I've tried to add the script to the content editor, it's displayed correctly on the page, but for some reason the URL is constantly changing (I need to figure out this weird problem).
I also think that this script should not be in the page content editor or in the page template, but in the functions.php file.

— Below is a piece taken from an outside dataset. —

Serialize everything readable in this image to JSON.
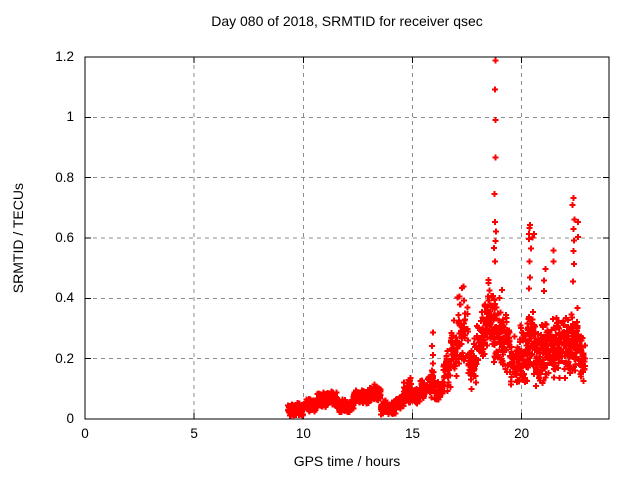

I am not sure what the code in the functions.php file is, and also the code that the page template needs to call the script.

Any help is greatly appreciated.







Functions – Why does the FindFormula result contain Abs in result?

If you look at the first example of Find FormulaWhy does Mathematica show a stomach muscle as a result?

 Table({x, N(x Sin(x))}, {x, 0, 4, .3})

 FindFormula(%, x)

The result on the website is

$$ 1. x sin (x) $$

However, if I run the example on V12.0.0. On Windows 10, the result is returned

$$ 1. ~ abs (x) ~ sin (x) $$

All of the $ x $ The values ​​are positive. Why does MMA add the abdominal muscles to the result?

It's as if MMA is considering how to go back in time, but that's strange, since this is not the record.

To update

When I finish my MMA session and run it again, the expected result is achieved. However, if I rerun the FindFormula command, the Abs results are displayed again and continuously after the data is reentered and the command is rerun.

Special Functions – Asymptotic approximations or upper bounds for $ {} _ {2} F_ {1} (x + 1, x + 1,1, z) $ if $ x gg 1 $?

I recently came across the hypergeometric feature
$$
{} _ {2} F_ {1} (x + 1, x + 1,1, z),
$$

Where $ x $ is an integer and $ z $ is a real number with $ x ge 1 $ and $ z <1 $, This is the first time that I've been working on this special feature, most of the time I'm working on Bessel and Hankel functions.

I am interested in approximations of the above function, though $ x $ is big. Are there any asymptotic approaches or upper limits that I can use?

Are hash functions in one direction? – Computer Science Stack Exchange

I've heard that we can convert any text to hash code, but hash code can not be converted back to text without brute force.

Suppose we consider the text as "times". The hash codes of each letter are

m = 6f8f57715090da2632453988d9a1501b

a = 0cc175b9c0f1b6a831c399e269772661

l = 2db95e8e1a9267b7a1188556b2013b33

Those of the prefix "ma" and "times" are themselves

ma = b74df323e3939b563635a2cba7a7afba

times = 749dfe7c0cd3b291ec96d0bb8924cb46

Each hash code has 32 elements, which can be either numbers from 0 to 9 or letters from a to f.

What I noticed was something when we added a letter. Some numbers are kept as if they only change the order. Does it contain logic? Is there a simpler method?